De platformfictie is als uitgangspunt van toepassing, maar geldt niet wanneer het platform een (geldig) btw/OSS-nummer van de dienstverrichter heeft ontvangen én de dienstverrichter heeft verklaard dat hij alle verschuldigde btw in rekening zal brengen. Als de platformfictie niet van toepassing is, dan geldt voor het platform nog wel een administratieverplichting.
Deze maatregelen treden uiterlijk per 1 juli 2030 in werking, maar lidstaten mogen de verplichtingen optioneel ook per 1 juli 2028 al invoeren. Indien u via een platform bepaalde diensten aanbiedt, is het van belang om te bepalen of uw platform door deze nieuwe regels geraakt kan gaan worden.
Pijler 3: Uitbreiding éénloketsysteem en de ‘enkelvoudige’ btw-registratie
In deze pijler wordt een groot aantal wijzigingen geïntroduceerd. Hoewel wij een aantal welkome wijzigingen zien, wordt het doel – één btw-registratie in de EU – nog in veel gevallen niet bereikt. Hieronder treft u de belangrijkste wijzigingen:
· Het bestaande OSS-systeem wordt uitgebreid per 1 januari 2027 voor grensoverschrijdende leveringen van gas/elektriciteit/warmte/koude.
· Per 1 juli 2028 wordt de OSS uitgebreid zodat vrijwel alle B2C-leveringen van goederen en diensten (dus inclusief lokale leveringen) daarin kunnen worden aangegeven.

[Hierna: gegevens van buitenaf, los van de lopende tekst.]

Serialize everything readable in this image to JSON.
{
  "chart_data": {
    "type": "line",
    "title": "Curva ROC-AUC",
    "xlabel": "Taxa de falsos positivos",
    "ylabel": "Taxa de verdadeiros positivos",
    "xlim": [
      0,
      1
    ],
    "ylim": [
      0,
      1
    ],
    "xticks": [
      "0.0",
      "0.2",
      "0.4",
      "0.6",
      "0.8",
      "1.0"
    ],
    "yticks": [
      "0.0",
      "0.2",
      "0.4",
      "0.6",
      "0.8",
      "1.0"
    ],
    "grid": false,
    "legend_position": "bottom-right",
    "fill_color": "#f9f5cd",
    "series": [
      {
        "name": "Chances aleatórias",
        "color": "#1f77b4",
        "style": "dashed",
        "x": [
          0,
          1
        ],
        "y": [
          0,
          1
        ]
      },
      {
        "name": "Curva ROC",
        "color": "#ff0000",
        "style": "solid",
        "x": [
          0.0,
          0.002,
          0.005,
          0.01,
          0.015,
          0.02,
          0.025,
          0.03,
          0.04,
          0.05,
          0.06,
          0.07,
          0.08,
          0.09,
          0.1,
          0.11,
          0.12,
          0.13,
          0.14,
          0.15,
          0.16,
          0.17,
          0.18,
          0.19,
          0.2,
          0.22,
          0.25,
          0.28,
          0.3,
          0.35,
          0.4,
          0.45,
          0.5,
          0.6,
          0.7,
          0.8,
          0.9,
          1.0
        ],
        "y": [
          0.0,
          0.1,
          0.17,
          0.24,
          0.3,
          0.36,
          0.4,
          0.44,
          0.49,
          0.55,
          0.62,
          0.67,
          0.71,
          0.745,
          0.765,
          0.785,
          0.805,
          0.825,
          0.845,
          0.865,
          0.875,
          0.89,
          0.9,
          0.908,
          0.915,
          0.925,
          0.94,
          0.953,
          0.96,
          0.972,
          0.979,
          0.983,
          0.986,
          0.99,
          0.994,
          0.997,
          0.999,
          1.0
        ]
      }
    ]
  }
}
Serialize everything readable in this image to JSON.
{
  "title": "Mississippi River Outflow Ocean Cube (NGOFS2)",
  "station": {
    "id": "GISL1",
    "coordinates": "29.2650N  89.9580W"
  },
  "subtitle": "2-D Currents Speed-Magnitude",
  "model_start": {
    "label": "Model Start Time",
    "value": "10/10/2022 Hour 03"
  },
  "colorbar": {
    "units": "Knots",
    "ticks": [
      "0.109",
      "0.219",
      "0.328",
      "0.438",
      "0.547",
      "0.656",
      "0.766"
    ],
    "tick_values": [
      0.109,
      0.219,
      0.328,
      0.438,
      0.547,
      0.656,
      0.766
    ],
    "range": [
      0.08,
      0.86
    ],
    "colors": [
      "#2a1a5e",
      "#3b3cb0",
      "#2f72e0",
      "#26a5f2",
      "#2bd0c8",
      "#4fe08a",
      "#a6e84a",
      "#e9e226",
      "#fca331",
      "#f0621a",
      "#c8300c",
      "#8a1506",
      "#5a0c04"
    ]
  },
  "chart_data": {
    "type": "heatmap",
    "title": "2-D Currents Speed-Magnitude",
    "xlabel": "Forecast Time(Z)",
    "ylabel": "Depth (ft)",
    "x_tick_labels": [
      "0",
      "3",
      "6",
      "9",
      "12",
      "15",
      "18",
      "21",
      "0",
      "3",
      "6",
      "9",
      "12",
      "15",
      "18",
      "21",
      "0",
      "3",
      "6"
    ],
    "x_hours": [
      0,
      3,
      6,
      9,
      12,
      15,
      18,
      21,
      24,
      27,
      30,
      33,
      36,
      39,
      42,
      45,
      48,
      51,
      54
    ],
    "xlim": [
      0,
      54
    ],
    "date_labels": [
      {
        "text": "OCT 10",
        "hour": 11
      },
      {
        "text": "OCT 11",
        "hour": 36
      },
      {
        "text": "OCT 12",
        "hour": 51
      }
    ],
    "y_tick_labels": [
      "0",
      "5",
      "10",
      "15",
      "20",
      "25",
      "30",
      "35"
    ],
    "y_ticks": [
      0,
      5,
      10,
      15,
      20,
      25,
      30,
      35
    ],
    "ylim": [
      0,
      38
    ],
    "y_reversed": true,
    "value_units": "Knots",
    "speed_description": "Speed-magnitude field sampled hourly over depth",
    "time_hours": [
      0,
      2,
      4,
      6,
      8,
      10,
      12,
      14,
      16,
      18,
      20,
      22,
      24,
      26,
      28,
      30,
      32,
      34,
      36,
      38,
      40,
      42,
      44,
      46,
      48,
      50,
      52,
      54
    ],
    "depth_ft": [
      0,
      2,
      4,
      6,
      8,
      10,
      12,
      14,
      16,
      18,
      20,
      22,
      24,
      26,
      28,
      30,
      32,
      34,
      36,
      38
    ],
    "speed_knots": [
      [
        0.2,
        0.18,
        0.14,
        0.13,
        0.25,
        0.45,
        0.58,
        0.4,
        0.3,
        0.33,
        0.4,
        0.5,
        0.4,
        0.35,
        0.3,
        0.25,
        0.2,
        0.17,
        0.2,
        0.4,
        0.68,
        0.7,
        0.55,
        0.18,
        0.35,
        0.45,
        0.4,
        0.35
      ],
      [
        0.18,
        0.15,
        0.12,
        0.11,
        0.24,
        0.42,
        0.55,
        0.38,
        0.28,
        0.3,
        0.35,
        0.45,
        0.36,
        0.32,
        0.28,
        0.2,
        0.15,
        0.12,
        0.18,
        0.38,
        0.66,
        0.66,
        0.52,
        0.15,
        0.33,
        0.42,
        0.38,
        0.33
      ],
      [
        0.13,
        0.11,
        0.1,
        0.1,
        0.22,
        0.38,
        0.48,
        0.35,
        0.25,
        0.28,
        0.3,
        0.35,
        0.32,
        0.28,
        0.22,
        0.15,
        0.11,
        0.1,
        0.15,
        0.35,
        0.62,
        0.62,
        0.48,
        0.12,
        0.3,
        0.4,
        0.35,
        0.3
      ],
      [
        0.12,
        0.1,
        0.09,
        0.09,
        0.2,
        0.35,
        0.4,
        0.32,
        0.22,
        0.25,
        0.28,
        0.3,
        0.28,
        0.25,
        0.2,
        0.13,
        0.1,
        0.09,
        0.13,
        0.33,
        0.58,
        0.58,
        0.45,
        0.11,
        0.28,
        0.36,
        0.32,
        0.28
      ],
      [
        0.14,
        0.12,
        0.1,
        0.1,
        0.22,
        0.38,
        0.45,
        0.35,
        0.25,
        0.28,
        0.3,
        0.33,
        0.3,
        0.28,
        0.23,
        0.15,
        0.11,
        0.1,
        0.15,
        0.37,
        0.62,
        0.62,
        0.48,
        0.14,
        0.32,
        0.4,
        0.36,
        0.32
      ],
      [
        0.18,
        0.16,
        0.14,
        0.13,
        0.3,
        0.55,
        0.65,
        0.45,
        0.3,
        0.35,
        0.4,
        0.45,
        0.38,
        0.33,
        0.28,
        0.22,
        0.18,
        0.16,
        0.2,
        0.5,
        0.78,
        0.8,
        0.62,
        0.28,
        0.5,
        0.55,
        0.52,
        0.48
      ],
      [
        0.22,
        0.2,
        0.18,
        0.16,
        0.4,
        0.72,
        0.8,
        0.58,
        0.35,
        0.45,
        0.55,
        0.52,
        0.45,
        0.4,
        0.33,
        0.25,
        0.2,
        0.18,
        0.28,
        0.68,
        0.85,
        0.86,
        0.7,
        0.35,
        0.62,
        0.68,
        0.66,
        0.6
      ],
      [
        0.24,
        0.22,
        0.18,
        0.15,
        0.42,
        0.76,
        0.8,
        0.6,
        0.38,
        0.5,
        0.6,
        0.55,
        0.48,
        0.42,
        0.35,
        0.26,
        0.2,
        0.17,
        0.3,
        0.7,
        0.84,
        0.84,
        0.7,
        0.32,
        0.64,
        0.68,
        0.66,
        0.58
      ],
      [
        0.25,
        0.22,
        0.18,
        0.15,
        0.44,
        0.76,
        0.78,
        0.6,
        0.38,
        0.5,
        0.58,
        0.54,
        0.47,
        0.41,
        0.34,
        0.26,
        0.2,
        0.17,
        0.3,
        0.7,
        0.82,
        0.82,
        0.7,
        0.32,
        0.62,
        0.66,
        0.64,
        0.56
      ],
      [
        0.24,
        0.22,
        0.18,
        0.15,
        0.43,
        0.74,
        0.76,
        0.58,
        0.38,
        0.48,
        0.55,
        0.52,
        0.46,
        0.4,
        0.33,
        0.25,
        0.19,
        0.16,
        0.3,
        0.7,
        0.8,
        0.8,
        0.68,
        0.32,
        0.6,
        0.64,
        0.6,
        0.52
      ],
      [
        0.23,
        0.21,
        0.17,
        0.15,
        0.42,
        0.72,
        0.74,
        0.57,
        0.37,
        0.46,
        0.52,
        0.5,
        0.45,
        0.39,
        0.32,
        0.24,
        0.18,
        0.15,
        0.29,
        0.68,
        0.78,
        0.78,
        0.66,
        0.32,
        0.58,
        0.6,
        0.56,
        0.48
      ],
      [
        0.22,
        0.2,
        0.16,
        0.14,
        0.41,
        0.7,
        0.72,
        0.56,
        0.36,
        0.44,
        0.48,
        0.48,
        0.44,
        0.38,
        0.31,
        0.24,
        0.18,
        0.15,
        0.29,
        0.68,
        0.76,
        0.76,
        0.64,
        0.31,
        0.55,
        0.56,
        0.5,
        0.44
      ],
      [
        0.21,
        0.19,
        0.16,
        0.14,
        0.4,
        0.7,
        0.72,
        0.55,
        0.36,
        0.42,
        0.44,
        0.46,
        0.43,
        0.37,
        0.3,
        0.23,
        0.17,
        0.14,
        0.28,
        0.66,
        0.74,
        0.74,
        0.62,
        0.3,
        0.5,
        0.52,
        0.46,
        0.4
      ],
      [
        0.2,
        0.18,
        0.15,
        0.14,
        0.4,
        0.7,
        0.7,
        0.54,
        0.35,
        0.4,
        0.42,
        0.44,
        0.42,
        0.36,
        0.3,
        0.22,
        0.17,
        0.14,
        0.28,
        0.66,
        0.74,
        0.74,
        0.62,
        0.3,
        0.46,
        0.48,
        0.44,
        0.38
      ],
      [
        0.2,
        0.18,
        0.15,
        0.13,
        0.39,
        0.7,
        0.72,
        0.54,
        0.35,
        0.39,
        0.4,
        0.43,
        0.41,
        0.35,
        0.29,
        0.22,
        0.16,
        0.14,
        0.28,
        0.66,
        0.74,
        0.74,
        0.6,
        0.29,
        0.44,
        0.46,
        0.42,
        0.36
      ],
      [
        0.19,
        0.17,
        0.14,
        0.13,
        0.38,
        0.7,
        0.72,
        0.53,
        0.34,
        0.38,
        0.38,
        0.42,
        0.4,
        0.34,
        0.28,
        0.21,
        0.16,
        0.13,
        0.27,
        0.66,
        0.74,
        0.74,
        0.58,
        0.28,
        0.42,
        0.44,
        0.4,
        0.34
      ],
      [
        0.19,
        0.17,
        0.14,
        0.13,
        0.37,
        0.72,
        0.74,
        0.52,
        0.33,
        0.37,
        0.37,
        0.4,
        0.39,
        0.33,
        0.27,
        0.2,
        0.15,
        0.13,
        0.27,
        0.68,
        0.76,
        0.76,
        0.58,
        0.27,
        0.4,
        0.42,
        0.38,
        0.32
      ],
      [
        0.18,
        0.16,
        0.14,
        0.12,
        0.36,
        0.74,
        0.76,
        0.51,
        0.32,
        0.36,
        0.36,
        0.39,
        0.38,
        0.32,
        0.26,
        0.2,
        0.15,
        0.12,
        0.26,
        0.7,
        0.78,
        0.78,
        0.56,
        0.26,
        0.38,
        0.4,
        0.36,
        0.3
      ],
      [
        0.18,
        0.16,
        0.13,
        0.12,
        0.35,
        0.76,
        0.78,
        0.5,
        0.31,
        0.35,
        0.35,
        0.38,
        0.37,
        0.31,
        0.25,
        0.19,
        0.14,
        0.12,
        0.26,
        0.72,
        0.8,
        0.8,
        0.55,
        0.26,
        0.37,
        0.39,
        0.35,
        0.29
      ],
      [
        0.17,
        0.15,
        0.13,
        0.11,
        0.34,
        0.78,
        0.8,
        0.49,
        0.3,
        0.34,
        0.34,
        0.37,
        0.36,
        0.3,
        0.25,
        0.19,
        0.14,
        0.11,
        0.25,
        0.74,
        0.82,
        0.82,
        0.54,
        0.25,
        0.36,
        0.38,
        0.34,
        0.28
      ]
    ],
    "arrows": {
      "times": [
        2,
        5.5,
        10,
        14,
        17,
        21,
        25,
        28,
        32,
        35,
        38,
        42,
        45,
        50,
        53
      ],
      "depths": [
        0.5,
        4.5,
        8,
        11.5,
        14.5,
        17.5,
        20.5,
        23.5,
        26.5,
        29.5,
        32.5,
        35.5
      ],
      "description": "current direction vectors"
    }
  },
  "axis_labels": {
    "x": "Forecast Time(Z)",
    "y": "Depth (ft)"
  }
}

· Op dit moment worden ondernemers bij overbrengingen van eigen goederen naar een andere EU-lidstaat vaak geconfronteerd met lokale registratieverplichtingen. Met ingang van 1 juli 2028 wordt daarom ook een speciale regeling binnen het éénloketsysteem (OSS) geïntroduceerd om de overbrenging van eigen goederen aan te geven. Hiermee kan een lokale btw-registratie onder voorwaarden worden voorkomen.
· Op dit moment kennen de lidstaten (onder voorwaarden) een specifieke regeling voor de overbrenging van goederen die onder een zogenoemd ‘call-off stock’ regime vallen. Als gevolg van de voornoemde wijziging ten aanzien van de overbrenging van eigen goederen is deze specifieke regeling overbodig geworden. Effectief wordt het huidige regime per 1 juli 2029 volledig afgeschaft.
· Er wordt een verplichte verleggingsregeling geïntroduceerd voor binnenlandse B2B-leveringen, indien de leverancier niet in het land van levering is gevestigd noch voor de btw is geregistreerd, terwijl zijn afnemer wel over een lokale btw-registratie beschikt.
· Daarnaast krijgen lidstaten de ruimte om een verleggingsregeling met bredere werking in te voeren. De verplichte verleggingsregeling is dus een soort minimumstandaard voor de hele EU, en lidstaten kunnen daarnaast nog eigen regelingen invullen. In Nederland bestaat al een bredere verleggingsregeling; dus de impact blijft hier naar verwachting beperkt.
Belang voor de praktijk
ViDA brengt grootschalige wijzigingen aan het huidige btw-systeem, met name ten aanzien van de facturatie- en rapportageverplichtingen. ViDA is ook niet meer slechts een voorstel, maar wetgeving die alleen nog moet worden afgehamerd door de juiste EU-instanties. Nu er politiek akkoord is, is dit naar verwachting slechts een kwestie van tijd.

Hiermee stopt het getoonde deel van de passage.